Julian asked for his design (below) to communicate potential, strength, growth, moving through obstacles and breaking new ground to become unstuck. He says that the services he offers can be quite challenging for people and not always ‘relaxing’ in the traditional sense. He also wanted a dramatic panorama for his website banner. The banner landscape is an acrylic painting which I scanned and adjusted slightly (for dramatic effect) in Photoshop. I was so happy with the end result that I used it on the business cards and gift vouchers too.
Sally’s logo and business card were a joy to design. The brief was to incorporate a blossoming flower (a lotus or a dahlia) and a dark-to-light-blue gradient (symbolising transformation) to give a sense of the personality and coaching style of the client ― who has a very positive, playful kind of energy. Several sketches, watercolour paintings and brainstorming sessions later, we had the Amazing You blue lotus logo ― and an entire blue lotus forest!

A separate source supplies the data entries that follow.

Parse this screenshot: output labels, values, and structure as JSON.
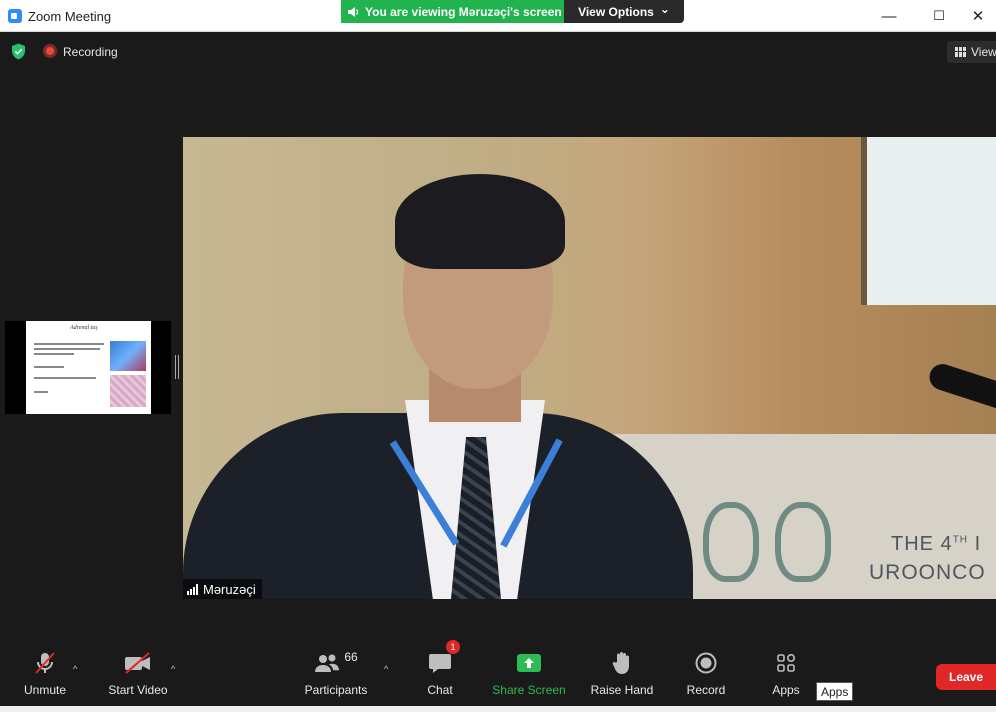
{
  "window": {
    "title": "Zoom Meeting",
    "minimize": "—",
    "maximize": "☐",
    "close": "✕"
  },
  "banner": {
    "viewing_text": "You are viewing Məruzəçi's screen",
    "view_options_label": "View Options",
    "view_options_caret": "⌄"
  },
  "topbar": {
    "recording_label": "Recording",
    "view_label": "View"
  },
  "video": {
    "participant_name": "Məruzəçi",
    "banner_line1": "THE 4",
    "banner_line1_sup": "TH",
    "banner_line1_rest": " I",
    "banner_line2": "UROONCO"
  },
  "thumbnail": {
    "slide_title": "Adrenal tuş"
  },
  "toolbar": {
    "unmute_label": "Unmute",
    "start_video_label": "Start Video",
    "participants_label": "Participants",
    "participants_count": "66",
    "chat_label": "Chat",
    "chat_badge": "1",
    "share_screen_label": "Share Screen",
    "raise_hand_label": "Raise Hand",
    "record_label": "Record",
    "apps_label": "Apps",
    "apps_tooltip": "Apps",
    "leave_label": "Leave",
    "caret": "^"
  },
  "colors": {
    "share_green": "#2dbb55",
    "leave_red": "#e02828",
    "banner_green": "#20b34e",
    "zoom_blue": "#2d8cff"
  }
}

A recent blog post by graphic designer Becca Shayne about the value of keeping a sketchbook reminded me of the visual diary I put together for my Design & Arts College exhibition in 2012. All of my course sketchbooks (crammed full of research, ideas, inspirational quotes, word maps, doodles and sketches) had to be edited into a single, professionally printed journal of only 72 pages. It was no easy task but it’s something I’ll always treasure.
These are the diary pages of our very first project: to design our own logo and business card. I really enjoyed the process but I didn’t like the logo enough to use it. I’m still very fond of Helvetica though.